Yes, but you cannot write it like that because that does not work as a definition of the a_n. A set definition in that form should tell the reader exactly how to find each member of the set.
You have to use the same approach as for a. Given ε_n > 0 ∃ a_n such that...

 

[Eclair_de_XII]

Let me retry: $\{a_n: \text {Given} \space \epsilon_n>0,\space ∃a_n \space \text {such that} \space sup(S)=x \geq a_n>x-\epsilon_n,\space \forall n\in ℕ\}$.

 

[haruspex]

Let me retry: $\{a_n: \text {Given} \space \epsilon_n>0,\space ∃a_n \space \text {such that} \space sup(S)=x \geq a_n>x-\epsilon_n,\space \forall n\in ℕ\}$.

Better, but still technically incorrect. If you use {x:P(x)} then it should be completely prescriptive. You cannot have choices going on inside. Drop the {} notation and just show that for each ε_n it is possible to choose an a_n with certain desirable properties.

 

[Eclair_de_XII]

"Because $x$ is the least upper bound of $S$ and for every $\epsilon_n=\frac{\epsilon}{n}>0$, where $n\in ℕ$, every $x-\epsilon_n$ is not an upper bound for $S$, since $x-\epsilon_n<sup(S)=x$ for all $\epsilon_n>0$. As a result, it is always possible to find an $a_n\in S$ such that $a_n>x-\epsilon_n$. Moreover, since $x$ is an upper bound for $S$, $x\geq a_n$ for all $a_n\in S$. Let $P=\{a_n:sup(S)=x\geq a_n>x-\epsilon_n, \space \forall n \in ℕ\}$ denote the collection of all $a_n$ with this property."

How is this? Oh, and I should probably show that the sequence converges to $x$, shouldn't I?

"Suppose that $\{a_n\}$ converges to $x$ for some $n\geq N\in ℕ$. Then $|x-a_n|<\epsilon'$ for all $\epsilon'>0$. Notice that $|x-(x-\epsilon_n)|>|x-a_n|$, since $a_n>x-\epsilon_n$ and $-a_n<-(x-\epsilon_n)$. We choose $\epsilon'=\frac{\epsilon}{N}$ so that $\epsilon'=\frac{\epsilon}{N}\geq \frac{\epsilon}{n}=|x-(x-\epsilon_n)|=|\epsilon_n|=|\frac{\epsilon}{n}|>|x-a_n|$."

 

[Eclair_de_XII]

Well, I think I have enough information to do the rest of my homework now. Thanks everyone, for being patient with me.

 

[haruspex]

Let $P=\{a_n:sup(S)=x\geq a_n>x-\epsilon_n, \space \forall n \in ℕ\}$ denote the collection of all $a_n$ with this property.

You were doing well until there.

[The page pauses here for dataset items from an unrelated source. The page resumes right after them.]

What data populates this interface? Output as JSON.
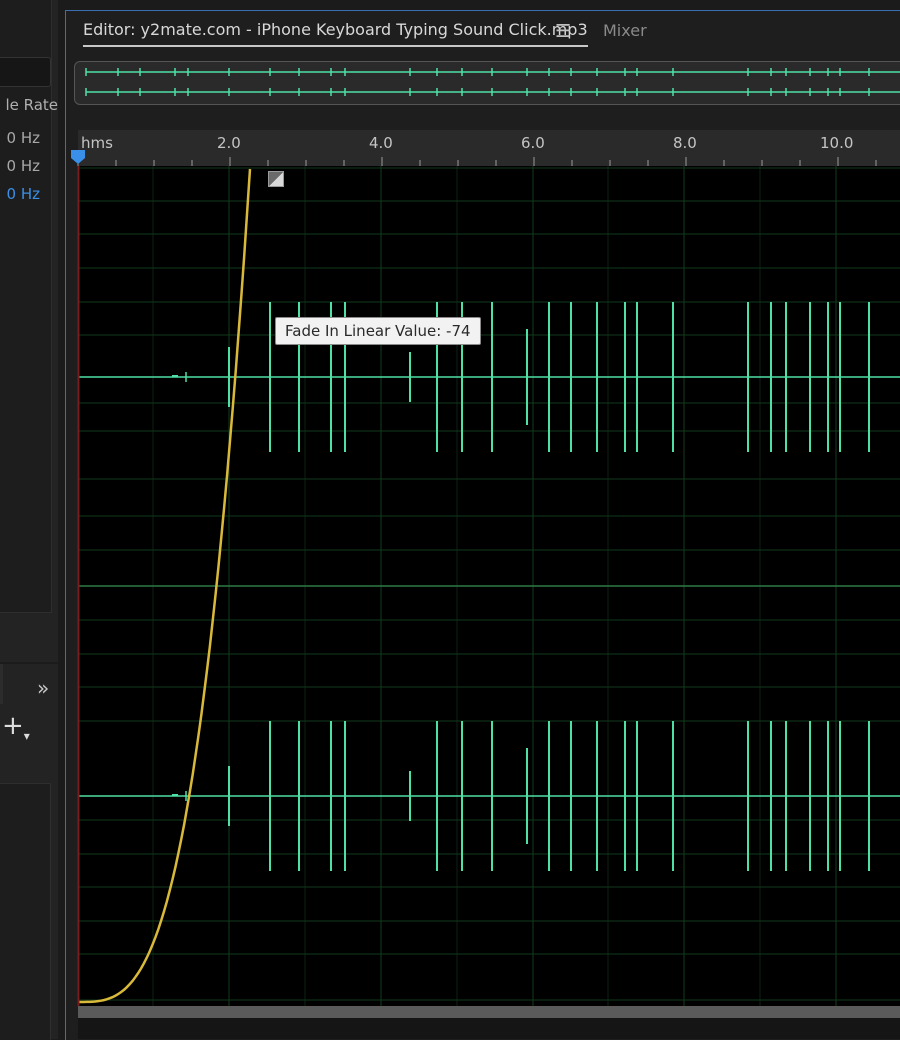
{
  "left_panel": {
    "column_header": "le Rate",
    "sample_rates": [
      {
        "text": "0 Hz",
        "selected": false
      },
      {
        "text": "0 Hz",
        "selected": false
      },
      {
        "text": "0 Hz",
        "selected": true
      }
    ],
    "expand_icon": "double-chevron-right-icon",
    "add_icon": "plus-dropdown-icon"
  },
  "editor": {
    "tab_label": "Editor: y2mate.com - iPhone Keyboard Typing Sound Click.mp3",
    "menu_icon": "hamburger-menu-icon",
    "mixer_label": "Mixer",
    "ruler_labels": [
      "hms",
      "2.0",
      "4.0",
      "6.0",
      "8.0",
      "10.0"
    ],
    "tooltip": "Fade In Linear Value: -74"
  },
  "colors": {
    "waveform": "#4fe0a6",
    "fade_curve": "#d9b93a",
    "selection_accent": "#3a8fe8",
    "grid": "#0f3a1a",
    "selected_text": "#3a8fe8"
  }
}
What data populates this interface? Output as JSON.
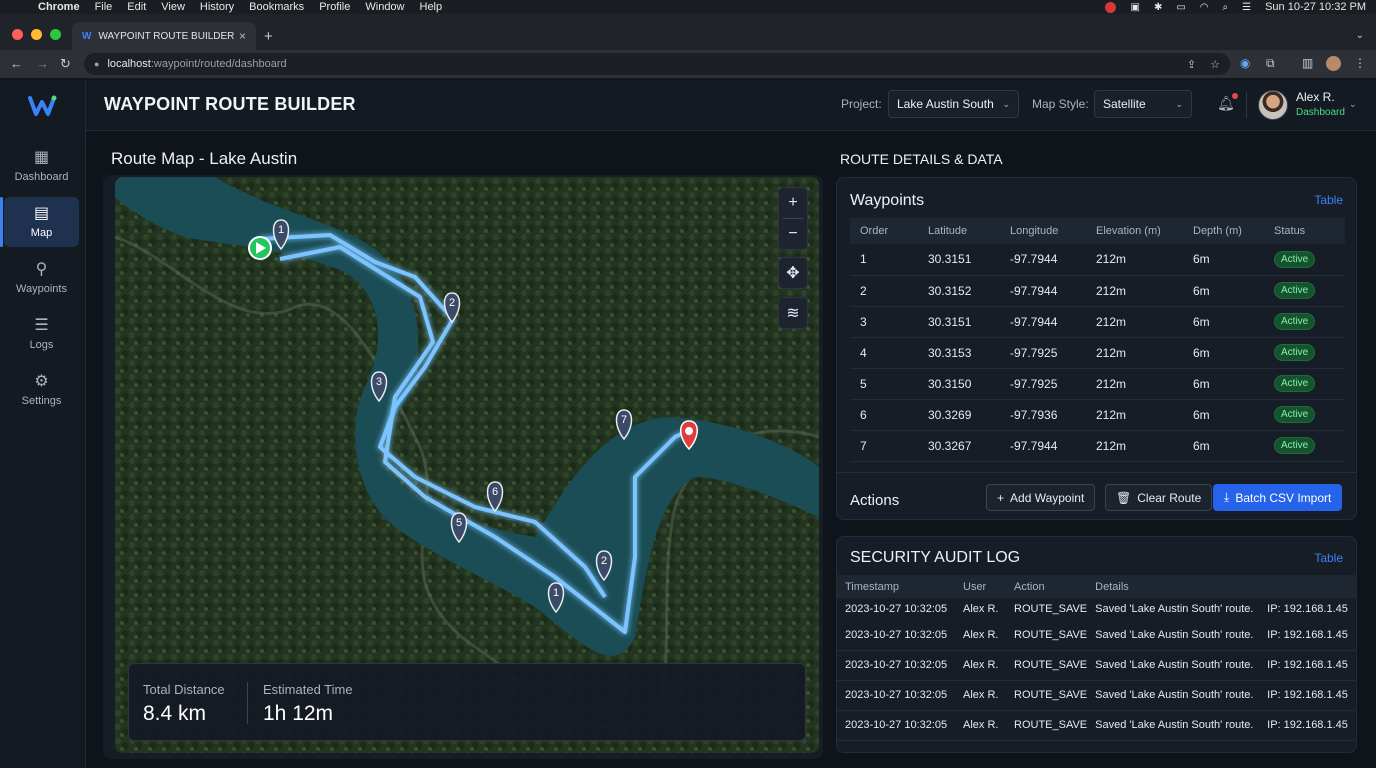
{
  "menubar": {
    "app": "Chrome",
    "items": [
      "File",
      "Edit",
      "View",
      "History",
      "Bookmarks",
      "Profile",
      "Window",
      "Help"
    ],
    "clock": "Sun 10-27  10:32 PM"
  },
  "browser": {
    "tab_title": "WAYPOINT ROUTE BUILDER",
    "url_host": "localhost",
    "url_path": ":waypoint/routed/dashboard"
  },
  "app": {
    "title": "WAYPOINT ROUTE BUILDER",
    "project_label": "Project:",
    "project_value": "Lake Austin South",
    "mapstyle_label": "Map Style:",
    "mapstyle_value": "Satellite",
    "user_name": "Alex R.",
    "user_role": "Dashboard"
  },
  "sidebar": {
    "items": [
      {
        "label": "Dashboard",
        "icon": "dashboard-icon"
      },
      {
        "label": "Map",
        "icon": "map-icon"
      },
      {
        "label": "Waypoints",
        "icon": "location-pin-icon"
      },
      {
        "label": "Logs",
        "icon": "document-icon"
      },
      {
        "label": "Settings",
        "icon": "gear-icon"
      }
    ]
  },
  "map_panel": {
    "title": "Route Map - Lake Austin",
    "total_distance_label": "Total Distance",
    "total_distance_value": "8.4 km",
    "est_time_label": "Estimated Time",
    "est_time_value": "1h 12m",
    "marker_labels": [
      "1",
      "2",
      "3",
      "7",
      "6",
      "5",
      "2",
      "1"
    ]
  },
  "details": {
    "title": "ROUTE DETAILS & DATA",
    "waypoints_title": "Waypoints",
    "waypoints_link": "Table",
    "columns": [
      "Order",
      "Latitude",
      "Longitude",
      "Elevation (m)",
      "Depth (m)",
      "Status"
    ],
    "rows": [
      [
        "1",
        "30.3151",
        "-97.7944",
        "212m",
        "6m",
        "Active"
      ],
      [
        "2",
        "30.3152",
        "-97.7944",
        "212m",
        "6m",
        "Active"
      ],
      [
        "3",
        "30.3151",
        "-97.7944",
        "212m",
        "6m",
        "Active"
      ],
      [
        "4",
        "30.3153",
        "-97.7925",
        "212m",
        "6m",
        "Active"
      ],
      [
        "5",
        "30.3150",
        "-97.7925",
        "212m",
        "6m",
        "Active"
      ],
      [
        "6",
        "30.3269",
        "-97.7936",
        "212m",
        "6m",
        "Active"
      ],
      [
        "7",
        "30.3267",
        "-97.7944",
        "212m",
        "6m",
        "Active"
      ]
    ],
    "actions_label": "Actions",
    "add_waypoint": "Add Waypoint",
    "clear_route": "Clear Route",
    "batch_import": "Batch CSV Import"
  },
  "audit": {
    "title": "SECURITY AUDIT LOG",
    "link": "Table",
    "columns": [
      "Timestamp",
      "User",
      "Action",
      "Details",
      ""
    ],
    "rows": [
      [
        "2023-10-27 10:32:05",
        "Alex R.",
        "ROUTE_SAVE",
        "Saved 'Lake Austin South' route.",
        "IP: 192.168.1.45"
      ],
      [
        "2023-10-27 10:32:05",
        "Alex R.",
        "ROUTE_SAVE",
        "Saved 'Lake Austin South' route.",
        "IP: 192.168.1.45"
      ],
      [
        "2023-10-27 10:32:05",
        "Alex R.",
        "ROUTE_SAVE",
        "Saved 'Lake Austin South' route.",
        "IP: 192.168.1.45"
      ],
      [
        "2023-10-27 10:32:05",
        "Alex R.",
        "ROUTE_SAVE",
        "Saved 'Lake Austin South' route.",
        "IP: 192.168.1.45"
      ],
      [
        "2023-10-27 10:32:05",
        "Alex R.",
        "ROUTE_SAVE",
        "Saved 'Lake Austin South' route.",
        "IP: 192.168.1.45"
      ]
    ]
  },
  "colors": {
    "accent": "#3b82f6",
    "route": "#7cc4ff",
    "active_badge": "#14532d"
  }
}
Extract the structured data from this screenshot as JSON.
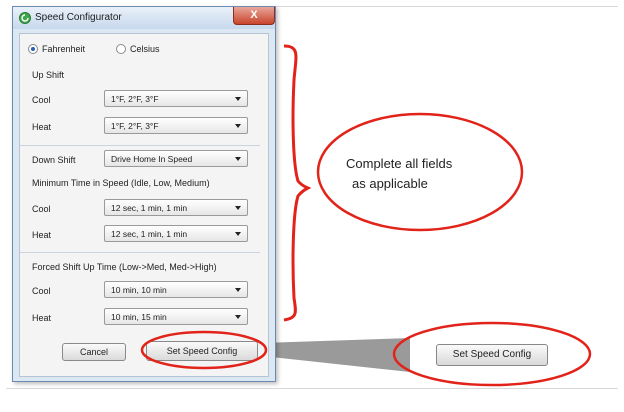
{
  "window": {
    "title": "Speed Configurator",
    "close_label": "X"
  },
  "units": {
    "fahrenheit_label": "Fahrenheit",
    "celsius_label": "Celsius",
    "selected": "Fahrenheit"
  },
  "up_shift": {
    "section_label": "Up Shift",
    "cool_label": "Cool",
    "cool_value": "1°F, 2°F, 3°F",
    "heat_label": "Heat",
    "heat_value": "1°F, 2°F, 3°F"
  },
  "down_shift": {
    "label": "Down Shift",
    "value": "Drive Home In Speed"
  },
  "min_time": {
    "section_label": "Minimum Time in Speed (Idle, Low, Medium)",
    "cool_label": "Cool",
    "cool_value": "12 sec, 1 min, 1 min",
    "heat_label": "Heat",
    "heat_value": "12 sec, 1 min, 1 min"
  },
  "forced_shift": {
    "section_label": "Forced Shift Up Time (Low->Med, Med->High)",
    "cool_label": "Cool",
    "cool_value": "10 min, 10 min",
    "heat_label": "Heat",
    "heat_value": "10 min, 15 min"
  },
  "buttons": {
    "cancel_label": "Cancel",
    "set_label": "Set Speed Config"
  },
  "annotation": {
    "note_line1": "Complete all fields",
    "note_line2": "as applicable",
    "zoom_button_label": "Set Speed Config"
  },
  "colors": {
    "annotation_red": "#e2231a",
    "callout_gray": "#9a9a9a",
    "radio_selected": "#2a62b8"
  }
}
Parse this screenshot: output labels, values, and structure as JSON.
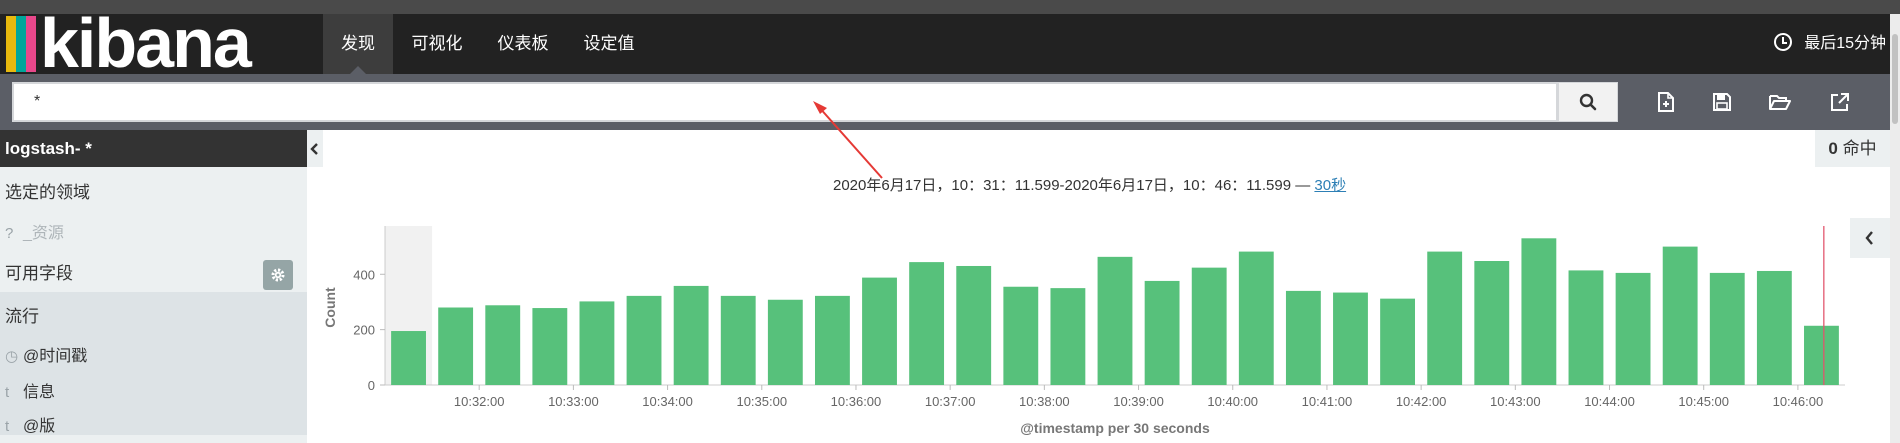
{
  "app": {
    "logo_text": "kibana",
    "logo_colors": [
      "#E8B90E",
      "#00A69B",
      "#E8488B"
    ]
  },
  "nav": {
    "tabs": [
      {
        "label": "发现",
        "active": true
      },
      {
        "label": "可视化",
        "active": false
      },
      {
        "label": "仪表板",
        "active": false
      },
      {
        "label": "设定值",
        "active": false
      }
    ],
    "time_label": "最后15分钟"
  },
  "search": {
    "value": "*",
    "icons": [
      "search-icon",
      "new-search-icon",
      "save-icon",
      "open-icon",
      "share-icon"
    ]
  },
  "sidebar": {
    "index_pattern": "logstash- *",
    "selected_fields_label": "选定的领域",
    "selected_fields": [
      {
        "type_symbol": "?",
        "name": "_资源"
      }
    ],
    "available_fields_label": "可用字段",
    "popular_label": "流行",
    "popular_fields": [
      {
        "type_symbol": "◷",
        "name": "@时间戳"
      },
      {
        "type_symbol": "t",
        "name": "信息"
      }
    ],
    "other_fields": [
      {
        "type_symbol": "t",
        "name": "@版"
      }
    ]
  },
  "hits": {
    "count": "0",
    "label": "命中"
  },
  "time_range": {
    "text": "2020年6月17日，10：31：11.599-2020年6月17日，10：46：11.599 —",
    "interval_link": "30秒"
  },
  "colors": {
    "bar": "#57c17b",
    "navbar": "#222222",
    "searchbar": "#5b5e66",
    "marker": "#e2556d"
  },
  "chart_data": {
    "type": "bar",
    "xlabel": "@timestamp per 30 seconds",
    "ylabel": "Count",
    "ylim": [
      0,
      560
    ],
    "yticks": [
      0,
      200,
      400
    ],
    "x_tick_labels": [
      "10:32:00",
      "10:33:00",
      "10:34:00",
      "10:35:00",
      "10:36:00",
      "10:37:00",
      "10:38:00",
      "10:39:00",
      "10:40:00",
      "10:41:00",
      "10:42:00",
      "10:43:00",
      "10:44:00",
      "10:45:00",
      "10:46:00"
    ],
    "categories": [
      "10:31:00",
      "10:31:30",
      "10:32:00",
      "10:32:30",
      "10:33:00",
      "10:33:30",
      "10:34:00",
      "10:34:30",
      "10:35:00",
      "10:35:30",
      "10:36:00",
      "10:36:30",
      "10:37:00",
      "10:37:30",
      "10:38:00",
      "10:38:30",
      "10:39:00",
      "10:39:30",
      "10:40:00",
      "10:40:30",
      "10:41:00",
      "10:41:30",
      "10:42:00",
      "10:42:30",
      "10:43:00",
      "10:43:30",
      "10:44:00",
      "10:44:30",
      "10:45:00",
      "10:45:30",
      "10:46:00"
    ],
    "values": [
      195,
      280,
      288,
      278,
      302,
      322,
      358,
      322,
      308,
      322,
      388,
      444,
      430,
      355,
      350,
      463,
      376,
      424,
      482,
      340,
      334,
      312,
      482,
      448,
      530,
      414,
      405,
      500,
      405,
      412,
      214
    ],
    "grid": false
  }
}
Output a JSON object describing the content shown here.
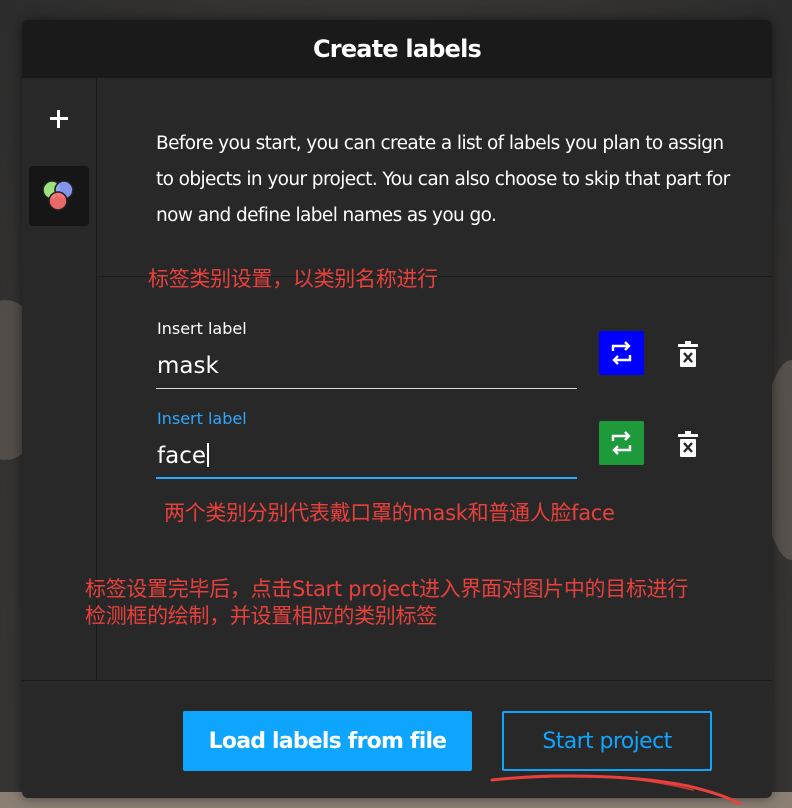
{
  "dialog": {
    "title": "Create labels",
    "description": "Before you start, you can create a list of labels you plan to assign to objects in your project. You can also choose to skip that part for now and define label names as you go."
  },
  "sidebar": {
    "add_icon": "plus-icon",
    "palette_icon": "color-circles-icon"
  },
  "labels": [
    {
      "field_label": "Insert label",
      "value": "mask",
      "color": "#0000ff",
      "active": false
    },
    {
      "field_label": "Insert label",
      "value": "face",
      "color": "#1e9a3a",
      "active": true
    }
  ],
  "annotations": {
    "note1": "标签类别设置，以类别名称进行",
    "note2": "两个类别分别代表戴口罩的mask和普通人脸face",
    "note3_line1": "标签设置完毕后，点击Start project进入界面对图片中的目标进行",
    "note3_line2": "检测框的绘制，并设置相应的类别标签",
    "color": "#e8403c"
  },
  "footer": {
    "load_label": "Load labels from file",
    "start_label": "Start project",
    "accent": "#0ea5ff"
  }
}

That set turns out be just {x}, which need not be a member of S. But you do not need to define a set. You need to define a sequence, and you already did that in the preceding sentences.

Suppose that $\{a_n\}$ converges to $x$ for some $n\geq N\in ℕ$.

You cannot go around supposing that. You have to show that it converges (which is quite easy).